地理歴史研究部、通称『地歴部』も含めて、ゆる~くて楽しい3大?文化部、と呼ばれている(そう呼んでいるのは、当該クラブのメンバーだけといううわさもある)けど、 3つとも、中棟の人の来ないフロアにあって、その実態は、部員以外の生徒には、あまり知られていない。


 並んで歩いていると、光瀬が、ぽそっとつぶやくように言った。

「・・・なあ、伏見君」

「何?」

「実は、ちょっと相談したいことあるねんけど」

ポケットの中で、かすかに、もちまるがぽてっと動く。

「どんなこと?」

「ん~。いや、急ぎじゃないから、今でなくてもいいねんけど」

『急ぎじゃない』と言いながら、光瀬の顔は、少しくもっている。

今でなくてもいい、といいつつも、いつでもいい、というわけでもなさそうだ。

「ごめんな。今日は、ちょっと用事あるけど、できるだけ近いうちに、話聞こか?

・・・ただ、僕で、役に立つんかな?」

「たつたつ。 頼むわ。 できたら、明日とかではあかんかな?」

「ええよ。 じゃあ、明日、部活終わってからでもええかな?」

「うん。 ありがと」

「じゃあ。 また、明日」

光瀬は、手を振って、僕と反対側のホームへの階段を上がっていった。

 その後姿を、見送っていると、ポケットの中の、もちまるが、ぽてぽてぽて、と

連続で跳ねた。何か言いたそうだ。

「あとで、聞くからな」

ポケットにささやく。

再び、ぽてぽてぽて、と跳ねている。

「今は、むりや。人が多すぎる。駅やで」

ポケットを上から、少し強めに押さえると、もちまるは、ぽてん、と動いてから止まった。


 まだ4時前で、電車は比較的空いている。

あいている席に座って、文庫本を開く。

僕にとって、至福の時間だ。

ポケットの中が、何かほんの少しふてくされているような、ちょっと機嫌の悪い気配を漂わせているけれど。

(・・・ごめん。とりあえずは、がまんしてや)


 電車が自宅の最寄り駅に着き、僕は、急いで家を目指して歩く。 

帰ったら、まず自転車を修理にもっていかないといけない。

「なあ」 ポケットの中から少しくぐもった声がする。

「うん?」

「さっきの、あの子さ。 ・・・ちょっと心配やで」

「何が?」

「なんか、・・・けっこう困ってそうや」

「うん。 そんな気ぃするな。 やから、明日、話聞くわ」

「・・・そやな。 明日やったら、・・・間に合うかな・・・」

もちまるの言葉は、ちょっと歯切れが悪かった。

少し気にはなったけれど、僕は僕で困っているので、それ以上、あまり考える余裕もなくて、もちまるの言葉をとりあえず、聞き流した。

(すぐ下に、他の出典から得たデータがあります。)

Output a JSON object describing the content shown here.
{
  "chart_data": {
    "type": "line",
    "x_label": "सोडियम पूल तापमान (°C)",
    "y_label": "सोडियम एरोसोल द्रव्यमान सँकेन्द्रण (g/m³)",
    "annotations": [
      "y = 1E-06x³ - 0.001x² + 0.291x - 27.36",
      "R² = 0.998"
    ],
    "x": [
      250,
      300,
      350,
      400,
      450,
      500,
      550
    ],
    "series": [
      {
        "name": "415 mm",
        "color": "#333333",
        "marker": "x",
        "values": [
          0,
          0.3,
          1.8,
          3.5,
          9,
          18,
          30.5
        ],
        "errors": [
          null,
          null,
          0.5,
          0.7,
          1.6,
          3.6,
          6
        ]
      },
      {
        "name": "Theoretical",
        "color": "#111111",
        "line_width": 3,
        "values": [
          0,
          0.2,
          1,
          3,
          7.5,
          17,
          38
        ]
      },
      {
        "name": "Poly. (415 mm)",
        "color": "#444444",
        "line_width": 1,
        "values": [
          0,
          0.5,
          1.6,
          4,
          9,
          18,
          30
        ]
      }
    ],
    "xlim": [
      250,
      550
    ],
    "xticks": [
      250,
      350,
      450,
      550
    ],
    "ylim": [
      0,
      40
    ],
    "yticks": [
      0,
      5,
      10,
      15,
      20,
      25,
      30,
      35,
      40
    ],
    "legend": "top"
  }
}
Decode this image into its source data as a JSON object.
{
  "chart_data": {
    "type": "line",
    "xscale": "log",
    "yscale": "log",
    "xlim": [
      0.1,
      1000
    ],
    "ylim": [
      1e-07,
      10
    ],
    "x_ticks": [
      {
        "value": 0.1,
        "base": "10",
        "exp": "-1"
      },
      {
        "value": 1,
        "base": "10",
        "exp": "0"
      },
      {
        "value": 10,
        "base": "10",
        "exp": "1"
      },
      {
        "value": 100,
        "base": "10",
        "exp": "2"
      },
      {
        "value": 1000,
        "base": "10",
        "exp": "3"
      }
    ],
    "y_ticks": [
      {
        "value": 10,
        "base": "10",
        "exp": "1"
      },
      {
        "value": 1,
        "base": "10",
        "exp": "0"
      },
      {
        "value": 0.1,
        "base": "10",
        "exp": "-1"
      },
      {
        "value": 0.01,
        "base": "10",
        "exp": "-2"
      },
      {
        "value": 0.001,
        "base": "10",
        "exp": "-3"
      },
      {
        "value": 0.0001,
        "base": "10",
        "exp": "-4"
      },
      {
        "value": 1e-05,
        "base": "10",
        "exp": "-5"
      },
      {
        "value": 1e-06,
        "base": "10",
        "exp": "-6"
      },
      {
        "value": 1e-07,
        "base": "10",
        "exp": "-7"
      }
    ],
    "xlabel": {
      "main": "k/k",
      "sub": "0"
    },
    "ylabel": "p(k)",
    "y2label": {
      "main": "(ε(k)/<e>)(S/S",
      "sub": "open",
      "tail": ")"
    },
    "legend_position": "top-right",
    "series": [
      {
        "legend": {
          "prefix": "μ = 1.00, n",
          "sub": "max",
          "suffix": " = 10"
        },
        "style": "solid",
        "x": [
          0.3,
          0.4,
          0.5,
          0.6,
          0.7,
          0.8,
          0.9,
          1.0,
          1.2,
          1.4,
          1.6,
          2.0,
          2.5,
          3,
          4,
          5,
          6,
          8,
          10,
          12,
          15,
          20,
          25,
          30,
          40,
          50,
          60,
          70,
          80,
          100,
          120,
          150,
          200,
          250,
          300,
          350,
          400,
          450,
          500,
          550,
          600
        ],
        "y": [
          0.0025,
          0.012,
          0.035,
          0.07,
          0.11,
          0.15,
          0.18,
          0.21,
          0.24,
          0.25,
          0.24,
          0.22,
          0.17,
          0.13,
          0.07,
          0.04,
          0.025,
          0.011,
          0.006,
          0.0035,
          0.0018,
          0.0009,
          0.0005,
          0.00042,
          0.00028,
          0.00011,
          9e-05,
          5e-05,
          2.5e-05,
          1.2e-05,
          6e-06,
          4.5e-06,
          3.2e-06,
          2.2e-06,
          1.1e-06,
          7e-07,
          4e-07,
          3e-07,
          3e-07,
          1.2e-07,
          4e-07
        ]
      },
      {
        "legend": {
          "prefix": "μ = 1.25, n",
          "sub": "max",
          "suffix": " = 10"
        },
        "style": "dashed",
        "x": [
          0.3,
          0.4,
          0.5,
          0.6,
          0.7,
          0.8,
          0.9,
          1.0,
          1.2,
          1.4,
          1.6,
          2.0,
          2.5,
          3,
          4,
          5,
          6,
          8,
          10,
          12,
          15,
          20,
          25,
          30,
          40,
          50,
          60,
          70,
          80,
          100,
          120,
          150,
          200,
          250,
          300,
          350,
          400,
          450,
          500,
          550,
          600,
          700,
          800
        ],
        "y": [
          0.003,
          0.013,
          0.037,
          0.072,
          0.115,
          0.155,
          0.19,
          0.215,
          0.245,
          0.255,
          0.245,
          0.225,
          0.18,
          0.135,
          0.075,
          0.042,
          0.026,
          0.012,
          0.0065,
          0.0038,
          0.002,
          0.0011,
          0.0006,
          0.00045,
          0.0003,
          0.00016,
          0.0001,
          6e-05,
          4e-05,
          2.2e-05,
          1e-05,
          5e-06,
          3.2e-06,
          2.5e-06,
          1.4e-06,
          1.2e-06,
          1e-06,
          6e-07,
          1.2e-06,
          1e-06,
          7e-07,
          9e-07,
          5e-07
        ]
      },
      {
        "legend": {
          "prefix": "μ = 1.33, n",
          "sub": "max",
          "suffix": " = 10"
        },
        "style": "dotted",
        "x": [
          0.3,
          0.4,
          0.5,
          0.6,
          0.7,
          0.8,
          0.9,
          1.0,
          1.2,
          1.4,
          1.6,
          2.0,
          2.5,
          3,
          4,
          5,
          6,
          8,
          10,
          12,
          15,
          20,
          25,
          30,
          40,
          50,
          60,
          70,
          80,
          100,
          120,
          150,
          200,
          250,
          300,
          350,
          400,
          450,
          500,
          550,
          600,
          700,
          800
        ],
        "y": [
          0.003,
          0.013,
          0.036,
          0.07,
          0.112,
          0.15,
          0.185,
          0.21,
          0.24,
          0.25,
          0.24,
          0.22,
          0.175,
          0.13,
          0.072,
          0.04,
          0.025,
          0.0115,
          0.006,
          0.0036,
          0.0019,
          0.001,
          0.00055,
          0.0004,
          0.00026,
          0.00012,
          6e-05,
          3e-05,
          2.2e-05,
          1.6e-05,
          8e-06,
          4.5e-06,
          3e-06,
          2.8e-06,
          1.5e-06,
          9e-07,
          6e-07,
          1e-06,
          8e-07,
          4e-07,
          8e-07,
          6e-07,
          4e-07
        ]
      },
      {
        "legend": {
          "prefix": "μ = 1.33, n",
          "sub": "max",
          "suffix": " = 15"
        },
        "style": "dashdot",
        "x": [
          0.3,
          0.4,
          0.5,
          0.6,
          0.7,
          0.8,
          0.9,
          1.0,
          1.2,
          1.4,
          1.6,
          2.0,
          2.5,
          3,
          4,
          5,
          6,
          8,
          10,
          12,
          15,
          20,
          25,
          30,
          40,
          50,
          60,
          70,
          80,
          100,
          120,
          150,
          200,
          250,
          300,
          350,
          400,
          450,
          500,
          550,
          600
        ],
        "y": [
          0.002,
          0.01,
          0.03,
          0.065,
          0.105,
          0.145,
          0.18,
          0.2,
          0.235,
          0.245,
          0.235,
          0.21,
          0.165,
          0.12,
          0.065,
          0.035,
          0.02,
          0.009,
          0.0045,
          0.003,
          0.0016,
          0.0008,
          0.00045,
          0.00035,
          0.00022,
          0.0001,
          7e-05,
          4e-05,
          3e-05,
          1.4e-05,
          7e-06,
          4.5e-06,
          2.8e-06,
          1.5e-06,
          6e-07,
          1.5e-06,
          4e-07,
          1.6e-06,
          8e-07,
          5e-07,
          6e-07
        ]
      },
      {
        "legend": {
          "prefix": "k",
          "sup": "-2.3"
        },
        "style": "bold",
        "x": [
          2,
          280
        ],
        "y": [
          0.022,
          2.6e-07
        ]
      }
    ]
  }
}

 自宅に着いてすぐ、近所の自転車屋へ行き、修理をしてもらって、帰宅した。

結局、迷いながらも、もちまるも一緒だ。

時間は、まだ夕方の5時前だ。

両親は、中学の教師なので、当然、まだまだ帰ってこない。

兄の和志も、片道1時間かかる大学に通っていて、やっぱり、まだまだ帰ってこない。

中学生の妹 萌も、部活で、たぶん、まだ帰ってこない。

つまり、今、家にいるのは、まちまると僕のふたり(?)きりだ。


 制服から、ジーンズにパーカーという姿になった僕は、ローテーブルとベッドの間に座る。